RTTNews - The dollar failed to gain traction against the resurgent yen Monday morning in New York, but continued to hold its ground versus the euro and sterling.

Concerns about government spending and a potential second round of economic stimulus have led traders to the safety of the yen, especially in light of economic forecasts for Japan, which are sunnier than once feared.

The Treasury budget, a monthly account of the surplus or deficit of the federal government is due to be released at 2 PM ET on Monday. The budget is considered as an indicator of budgetary trends and the thrust of fiscal policy. Economists estimate a deficit of $77.5 million for June.

Data on retail sales, producer and consumer prices, housing starts and weekly employment will guide trading later in the week.

The dollar edged slightly lower to a new 5-month low versus the yen, hitting 91.73 before inching back above 92.

Monday, a monthly survey from the Cabinet Office showed that Japanese consumer confidence rose to 38.1 in June from 36.3 in May. However, the index stood below the expected reading of 39.5.

The dollar continued its run of uncertain trading against the euro, easing back to 1.3975 from an overnight high near 1.3900. The pair has failed to sustain any direction over the past two months amid concerns that the euro zone may lag behind any global economic recovery.
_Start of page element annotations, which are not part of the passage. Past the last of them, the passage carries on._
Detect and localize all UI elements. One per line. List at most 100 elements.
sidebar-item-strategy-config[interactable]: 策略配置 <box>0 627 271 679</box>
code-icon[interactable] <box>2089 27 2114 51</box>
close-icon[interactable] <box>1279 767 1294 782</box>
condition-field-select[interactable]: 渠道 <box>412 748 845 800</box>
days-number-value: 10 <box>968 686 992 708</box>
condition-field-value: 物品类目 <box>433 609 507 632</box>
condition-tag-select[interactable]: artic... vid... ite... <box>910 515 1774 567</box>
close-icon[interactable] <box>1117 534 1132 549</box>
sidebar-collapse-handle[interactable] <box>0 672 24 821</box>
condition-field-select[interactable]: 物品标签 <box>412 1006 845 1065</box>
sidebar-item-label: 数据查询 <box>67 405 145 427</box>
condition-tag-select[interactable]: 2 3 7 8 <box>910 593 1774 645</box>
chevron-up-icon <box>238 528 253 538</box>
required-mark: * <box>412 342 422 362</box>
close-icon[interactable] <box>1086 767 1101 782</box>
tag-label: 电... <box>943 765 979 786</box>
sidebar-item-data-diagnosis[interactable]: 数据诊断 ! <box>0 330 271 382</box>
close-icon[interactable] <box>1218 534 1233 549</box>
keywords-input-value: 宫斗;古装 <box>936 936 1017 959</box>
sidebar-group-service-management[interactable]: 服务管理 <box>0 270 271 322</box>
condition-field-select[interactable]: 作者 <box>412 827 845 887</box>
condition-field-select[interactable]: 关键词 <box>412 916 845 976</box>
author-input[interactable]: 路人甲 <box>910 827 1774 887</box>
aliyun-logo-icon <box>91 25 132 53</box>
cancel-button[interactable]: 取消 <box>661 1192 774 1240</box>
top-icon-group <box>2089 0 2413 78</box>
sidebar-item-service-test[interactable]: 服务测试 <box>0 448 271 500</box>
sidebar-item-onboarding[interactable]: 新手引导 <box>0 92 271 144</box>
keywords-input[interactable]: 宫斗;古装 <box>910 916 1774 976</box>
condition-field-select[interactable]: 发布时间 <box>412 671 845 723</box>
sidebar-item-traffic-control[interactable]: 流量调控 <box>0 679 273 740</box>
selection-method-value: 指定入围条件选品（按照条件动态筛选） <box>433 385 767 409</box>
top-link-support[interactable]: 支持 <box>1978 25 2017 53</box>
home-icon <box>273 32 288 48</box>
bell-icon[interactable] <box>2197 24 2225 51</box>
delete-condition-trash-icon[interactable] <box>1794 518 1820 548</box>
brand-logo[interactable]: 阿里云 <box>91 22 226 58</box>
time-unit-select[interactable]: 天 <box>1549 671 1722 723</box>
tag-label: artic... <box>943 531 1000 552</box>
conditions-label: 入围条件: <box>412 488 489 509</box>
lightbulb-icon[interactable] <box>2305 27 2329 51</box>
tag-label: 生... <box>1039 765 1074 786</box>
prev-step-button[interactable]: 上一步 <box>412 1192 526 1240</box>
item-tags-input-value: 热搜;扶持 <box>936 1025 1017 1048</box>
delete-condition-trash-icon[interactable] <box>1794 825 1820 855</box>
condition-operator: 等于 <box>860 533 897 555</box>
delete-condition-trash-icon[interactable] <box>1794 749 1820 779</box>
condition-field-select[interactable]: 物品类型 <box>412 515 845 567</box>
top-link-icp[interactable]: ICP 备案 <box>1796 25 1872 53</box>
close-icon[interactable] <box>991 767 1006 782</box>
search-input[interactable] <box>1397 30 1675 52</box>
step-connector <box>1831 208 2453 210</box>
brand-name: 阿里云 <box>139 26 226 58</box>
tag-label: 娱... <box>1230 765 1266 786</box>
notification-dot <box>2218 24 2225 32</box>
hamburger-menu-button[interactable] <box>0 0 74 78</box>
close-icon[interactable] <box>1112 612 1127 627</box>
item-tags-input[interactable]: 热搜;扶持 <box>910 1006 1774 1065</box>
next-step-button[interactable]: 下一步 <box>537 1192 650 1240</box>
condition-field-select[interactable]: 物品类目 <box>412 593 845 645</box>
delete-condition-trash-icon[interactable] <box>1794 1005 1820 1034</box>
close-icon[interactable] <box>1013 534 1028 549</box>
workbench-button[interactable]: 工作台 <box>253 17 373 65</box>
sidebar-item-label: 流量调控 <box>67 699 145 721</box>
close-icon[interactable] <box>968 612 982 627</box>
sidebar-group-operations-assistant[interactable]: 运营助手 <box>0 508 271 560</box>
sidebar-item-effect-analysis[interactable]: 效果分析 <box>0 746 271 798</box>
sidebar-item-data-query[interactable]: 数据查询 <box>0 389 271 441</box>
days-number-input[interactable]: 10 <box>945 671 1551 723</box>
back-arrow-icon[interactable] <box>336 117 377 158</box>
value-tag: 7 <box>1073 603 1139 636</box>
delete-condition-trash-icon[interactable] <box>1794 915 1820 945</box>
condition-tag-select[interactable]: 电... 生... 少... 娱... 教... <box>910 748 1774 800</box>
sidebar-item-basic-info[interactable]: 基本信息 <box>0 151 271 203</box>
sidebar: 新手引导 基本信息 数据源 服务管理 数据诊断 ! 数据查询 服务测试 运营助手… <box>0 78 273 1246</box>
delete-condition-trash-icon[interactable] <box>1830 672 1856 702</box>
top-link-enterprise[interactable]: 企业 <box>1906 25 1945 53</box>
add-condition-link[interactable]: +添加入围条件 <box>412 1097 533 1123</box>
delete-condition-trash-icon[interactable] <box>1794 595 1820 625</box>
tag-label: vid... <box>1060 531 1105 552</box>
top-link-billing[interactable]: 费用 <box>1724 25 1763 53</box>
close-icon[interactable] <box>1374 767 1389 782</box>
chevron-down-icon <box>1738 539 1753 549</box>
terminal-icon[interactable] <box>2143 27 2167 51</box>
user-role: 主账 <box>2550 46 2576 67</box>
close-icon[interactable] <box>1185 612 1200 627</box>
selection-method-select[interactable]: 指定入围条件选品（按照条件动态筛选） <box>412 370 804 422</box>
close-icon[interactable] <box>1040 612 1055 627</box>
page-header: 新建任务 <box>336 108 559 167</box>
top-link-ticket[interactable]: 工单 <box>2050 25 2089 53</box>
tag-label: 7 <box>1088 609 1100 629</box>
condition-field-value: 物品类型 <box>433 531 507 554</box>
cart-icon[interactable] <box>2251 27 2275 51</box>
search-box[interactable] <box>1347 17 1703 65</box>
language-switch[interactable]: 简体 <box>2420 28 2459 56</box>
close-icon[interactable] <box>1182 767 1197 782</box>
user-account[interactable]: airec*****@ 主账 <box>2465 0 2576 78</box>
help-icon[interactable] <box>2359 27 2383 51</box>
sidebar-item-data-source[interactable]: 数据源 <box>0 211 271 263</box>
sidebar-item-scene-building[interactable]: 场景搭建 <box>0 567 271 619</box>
Meanwhile, the dollar improved versus the sterling, rising to 1.6050 before leveling off. With the gain, the dollar moved back toward last week's monthly high of 1.5982.

The dollar remained stuck in the mud versus the loonie Monday morning, holding around C$1.1632. Last week, the dollar hit a monthly high of C$1.1722 against its petro-linked Canadian counterpart as the price of oil slipped below $60.